Zum anderen gibt es Zitate, die sehr kostspielig werden können. Denn nicht alle Zitate von Menschen, die länger als 70 Jahre tot sind, dürfen Sie so einfach für Ihr Buch nutzen. Eins der bekanntesten Beispiele sind die Zitate des Komikers Karl Valentin – die Nutzung seiner Zitate kann Sie mehrere Hundert bis mehrere Tausend Euro kosten.
Aber nicht nur bei historischen Zitaten müssen Sie aufpassen. Auch bei aktuellen Zitaten müssen Sie recherchieren, wer es in genau welchem Wortlaut gesagt hat. Denn vieles wird aus dem Zusammenhang gerissen, verzerrt, verkürzt und sinnentstellt wiedergegeben – und das kann für Sie ziemlich teuer werden. Zum einen verlieren Sie auch hierbei an Glaubwürdigkeit. Zum anderen könnten noch lebende Personen Sie wegen Rufschädigung verklagen. Und nicht zuletzt werden Sie bei manchen Zitaten erst einmal eine Genehmigung der Zitatgeber_innen für die Nutzung in Ihrem Buch einholen müssen.
Wie viel Recherche ist nötig?
Sie sehen, es gibt genügend Gründe für eine saubere Recherche. Sie sollten sie bei der Arbeit an Ihrem Buch auf keinen Fall vernachlässigen. Wie viel Recherche Sie vornehmen sollten, wann Sie ausreichend recherchiert haben und wann Sie doch besser noch einmal nachrecherchieren sollten – das können aber nur Sie selbst wissen. Es gibt dafür leider keine Richtwerte, außer: Recherchieren Sie so viel wie nötig.
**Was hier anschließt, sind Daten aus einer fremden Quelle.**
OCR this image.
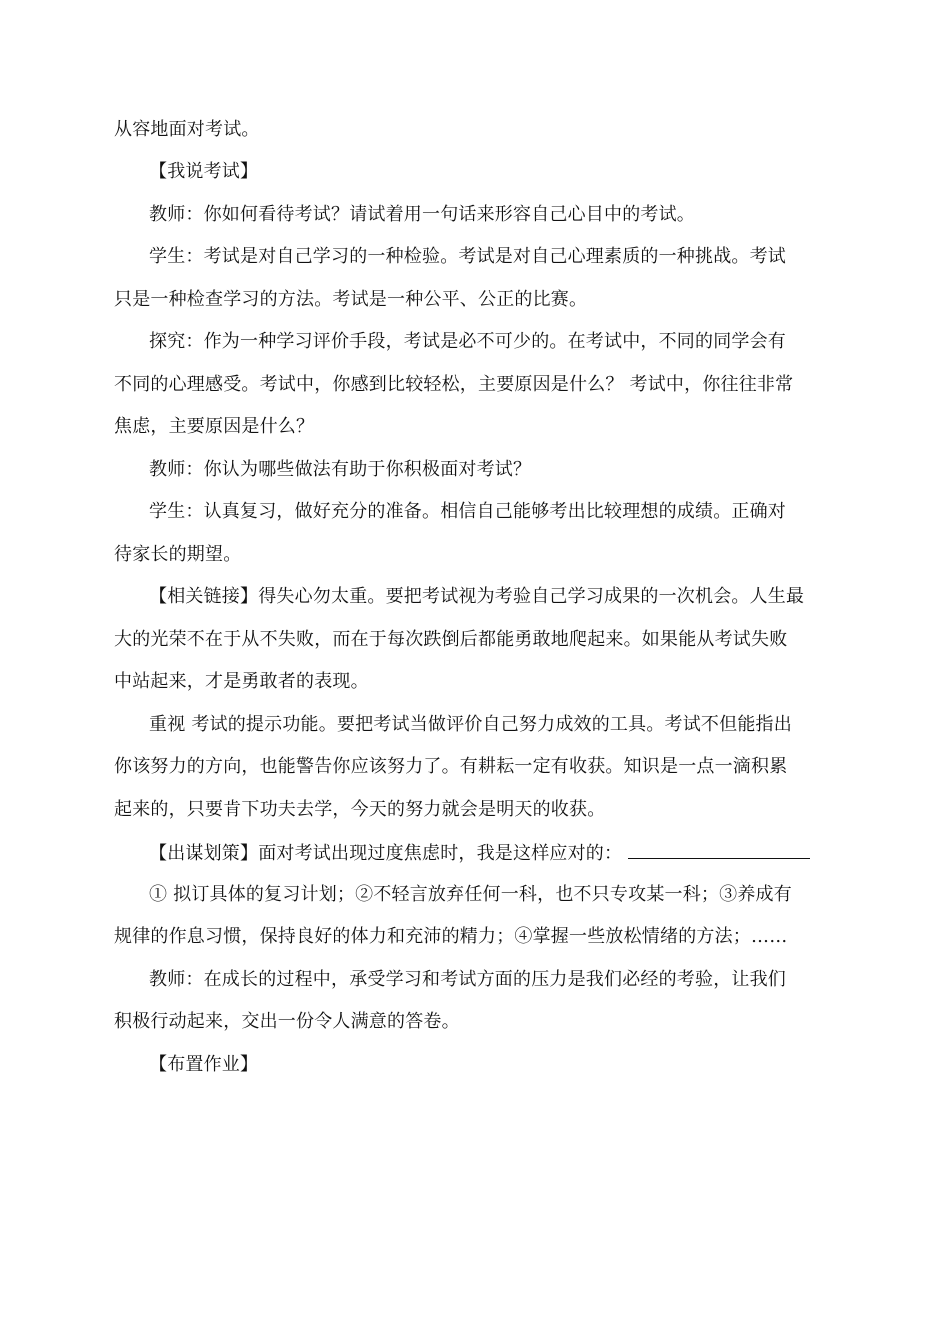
从容地面对考试。
【我说考试】
教师：你如何看待考试？请试着用一句话来形容自己心目中的考试。
学生：考试是对自己学习的一种检验。考试是对自己心理素质的一种挑战。考试
只是一种检查学习的方法。考试是一种公平、公正的比赛。
探究：作为一种学习评价手段，考试是必不可少的。在考试中，不同的同学会有
不同的心理感受。考试中，你感到比较轻松，主要原因是什么？ 考试中，你往往非常
焦虑，主要原因是什么？
教师：你认为哪些做法有助于你积极面对考试？
学生：认真复习，做好充分的准备。相信自己能够考出比较理想的成绩。正确对
待家长的期望。
【相关链接】得失心勿太重。要把考试视为考验自己学习成果的一次机会。人生最
大的光荣不在于从不失败，而在于每次跌倒后都能勇敢地爬起来。如果能从考试失败
中站起来，才是勇敢者的表现。
重视 考试的提示功能。要把考试当做评价自己努力成效的工具。考试不但能指出
你该努力的方向，也能警告你应该努力了。有耕耘一定有收获。知识是一点一滴积累
起来的，只要肯下功夫去学，今天的努力就会是明天的收获。
【出谋划策】面对考试出现过度焦虑时，我是这样应对的：
① 拟订具体的复习计划；②不轻言放弃任何一科，也不只专攻某一科；③养成有
规律的作息习惯，保持良好的体力和充沛的精力；④掌握一些放松情绪的方法；……
教师：在成长的过程中，承受学习和考试方面的压力是我们必经的考验，让我们
积极行动起来，交出一份令人满意的答卷。
【布置作业】
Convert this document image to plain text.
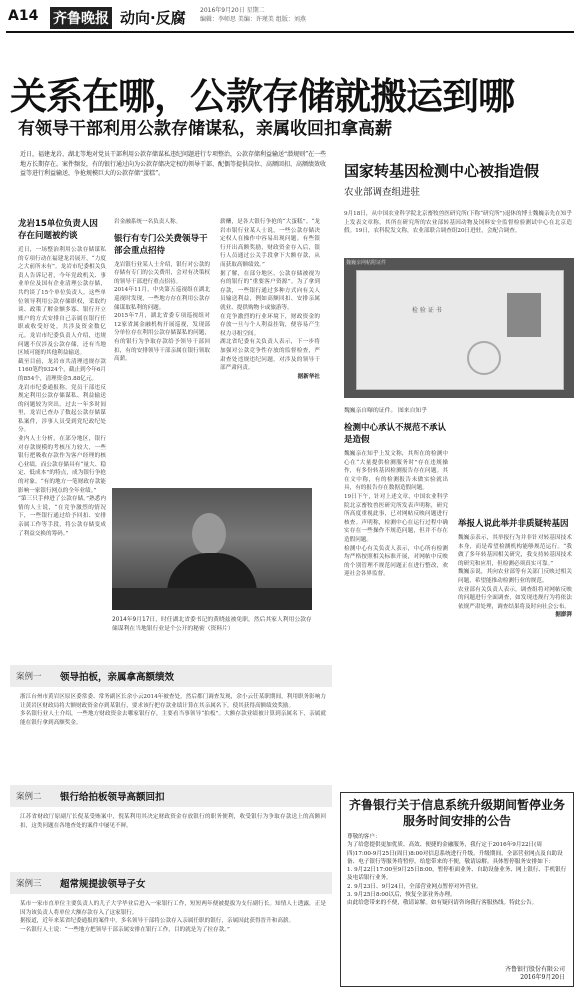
A14 齐鲁晚报 动向·反腐 2016年9月20日 星期二
编辑：李师思 美编：许瑾美 组版：刘燕
关系在哪，公款存储就搬运到哪
有领导干部利用公款存储谋私，亲属收回扣拿高薪
近日，福建龙岩、湖北等地对党员干部利用公款存储谋私违纪问题进行专项整治，公款存储利益输送“潜规则”在一些地方长期存在。案件频发，有的银行通过向为公款存储决定权的领导干部、配偶等提供岗位、高额回扣、高额绩效收益等进行利益输送，争抢规模巨大的公款存储“蛋糕”。
龙岩15单位负责人因存在问题被约谈
近日，一场整治利用公款存储谋私的专项行动在福建龙岩展开，“力度之大前所未有”。龙岩市纪委相关负责人告诉记者，今年党政机关、事业单位及国有企业清理公款存储，共约谈了15个单位负责人。这些单位领导利用公款存储职权，采取约谈、政策了解金额多寡、银行开立账户的方式安排自己亲属在银行任职或收受好处，共涉及资金数亿元。龙岩市纪委负责人介绍，违规问题不仅涉及公款存储，还有当地区域可能的其他利益输送。
截至目前，龙岩市共清理违规存款1160笔约9324个，截止到今年6月的854个，清理资金5.88亿元。
龙岩市纪委通报称，党员干部违反规定利用公款存储谋私、利益输送的问题较为突出。过去一年多时间里，龙岩已查办了数起公款存储谋私案件，涉事人员受到党纪政纪处分。
业内人士分析，在部分地区，银行对存款规模的考核压力较大，一些银行把吸收存款作为客户经理的核心业绩，而公款存储具有“量大、稳定、低成本”的特点，成为银行争抢的对象。“有的地方一笔财政存款能影响一家银行网点的全年业绩。”
“第三只手伸进了公款存储。”熟悉内情的人士说，“在竞争激烈的情况下，一些银行通过给予回扣、安排亲属工作等手段，将公款存储变成了利益交换的筹码。”
岩金融系统一名负责人称。
银行有专门公关费领导干部会重点招待
龙岩银行业某人士介绍，银行对公款的存储有专门的公关费用，会对有决策权的领导干部进行重点招待。
2014年11月，中央第五巡视组在湖北巡视时发现，一些地方存在利用公款存储谋取私利的问题。
2015年7月，湖北省委专项巡视组对12家省属金融机构开展巡视，发现部分单位存在利用公款存储谋私的问题，有的银行为争取存款给予领导干部回扣，有的安排领导干部亲属在银行领取高薪。
薪酬，是各大银行争抢的“大蛋糕”。“龙岩市银行业某人士说，一些公款存储决定权人在操作中容易出现问题。有些银行开出高额奖励，财政资金存入后，银行人员通过公关手段拿下大额存款，从而获取高额绩效。”
据了解，在部分地区，公款存储被视为有的银行的“重要客户资源”。为了拿到存款，一些银行通过多种方式向有关人员输送利益，例如高额回扣、安排亲属就业、提供购物卡或旅游等。
在竞争激烈的行业环境下，财政资金的存放一旦与个人利益挂钩，便容易产生权力寻租空间。
湖北省纪委有关负责人表示，下一步将加强对公款竞争性存放的监督检查，严肃查处违规违纪问题，对涉及的领导干部严肃问责。
据新华社
2014年9月17日，时任湖北省委书记的黄晓兹被免职，然后其家人利用公款存储谋利在当地银行业是个公开的秘密（资料片）
案例一 领导拍板，亲属拿高额绩效
浙江台州市黄岩区原区委常委、常务副区长余小云2014年被查处，然后都门调查发现，余小云任某职期间，利用职务影响力让黄岩区财政局将大额财政资金存到某银行，要求该行把存款业绩计算在其亲属名下，使其获得高额绩效奖励。
多名银行业人士介绍，一些地方财政资金去哪家银行存，主要看当事领导“拍板”。大额存款业绩被计算到亲属名下，亲属就能在银行拿到高额奖金。
案例二 银行给拍板领导高额回扣
江苏省财政厅原副厅长倪某受贿案中，倪某利用其决定财政资金存放银行的职务便利，收受银行为争取存款送上的高额回扣，这类问题在各地查处的案件中屡见不鲜。
案例三 超常规提拔领导子女
某市一家市直单位主要负责人的儿子大学毕业后进入一家银行工作，短短两年便被提拔为支行副行长。知情人士透露，正是因为该负责人将单位大额存款存入了这家银行。
据报道，近年来某省纪委通报的案件中，多名领导干部将公款存入亲属任职的银行，亲属因此获得晋升和高薪。
一名银行人士说：“一些地方把领导干部亲属安排在银行工作，目的就是为了拉存款。”
国家转基因检测中心被指造假
农业部调查组进驻
9月18日，从中国农业科学院北京畜牧兽医研究所(下称“研究所”)退休的博士魏巍亲先在知乎上发表文章称，其所在研究所的农业部转基因动物及饲料安全监督检验测试中心在北京造假。19日，农科院发文称，农业部联合调查组20日进驻，会配合调查。
魏巍亲网帖附证件
检 验 证 书
魏巍亲自曝的证件。 图来自知乎
检测中心承认不规范不承认是造假
魏巍亲在知乎上发文称，其所在的检测中心在“大量提供检测服务时”存在违规操作，有多份转基因检测报告存在问题。其在文中称，有的检测报告未做实验就出具，有的报告存在数据造假问题。
19日下午，针对上述文章，中国农业科学院北京畜牧兽医研究所发表声明称，研究所高度重视此事，已对网帖反映问题进行核查。声明称，检测中心在运行过程中确实存在一些操作不规范问题，但并不存在造假问题。
检测中心有关负责人表示，中心所有检测均严格按照相关标准开展，对网帖中反映的个别管理不规范问题正在进行整改，欢迎社会各界监督。
举报人说此举并非质疑转基因
魏巍亲表示，其举报行为并非针对转基因技术本身，而是希望检测机构能够规范运行。“我做了多年转基因相关研究，我支持转基因技术的研究和应用，但检测必须真实可靠。”
魏巍亲说，其向农业部等有关部门反映过相关问题，希望能推动检测行业的规范。
农业部有关负责人表示，调查组将对网帖反映的问题进行全面调查，如发现违规行为将依法依规严肃处理，调查结果将及时向社会公布。
据澎湃
齐鲁银行关于信息系统升级期间暂停业务服务时间安排的公告
尊敬的客户：
为了给您提供更加优质、高效、便捷的金融服务，我行定于2016年9月22日(周四)17:00-9月25日(周日)8:00对信息系统进行升级。升级期间，全部营业网点及自助设备、电子银行等服务将暂停，给您带来的不便，敬请谅解。具体暂停服务安排如下：
1. 9月22日17:00至9月25日8:00，暂停柜面业务、自助设备业务、网上银行、手机银行及电话银行业务。
2. 9月23日、9月24日，全部营业网点暂停对外营业。
3. 9月25日8:00以后，恢复全部业务办理。
由此给您带来的不便，敬请谅解。如有疑问请咨询我行客服热线。特此公告。
齐鲁银行股份有限公司
2016年9月20日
Ja, ich weiß, das ist nicht so hilfreich. Was Ihnen aber helfen kann, ist ein Gespräch mit jemandem vom Fach, z. B. mit mir. Gemeinsam könnten wir Ihr Thema und Ihre Zielgruppe so genau eingrenzen, dass Sie bei der anschließenden Sichtung Ihrer Recherche-Materialien sagen können: Ja, jetzt reicht’s. Und dann werden Sie wahrscheinlich nur noch ein paarmal etwas nachschlagen müssen, wenn Ihnen beim Schreiben eine neue Idee kommt, ein neues Zitat oder ein neuer Fachartikel über den Weg läuft oder Sie Ihr Manuskript überarbeiten und noch ein paar lose Fäden verknoten wollen.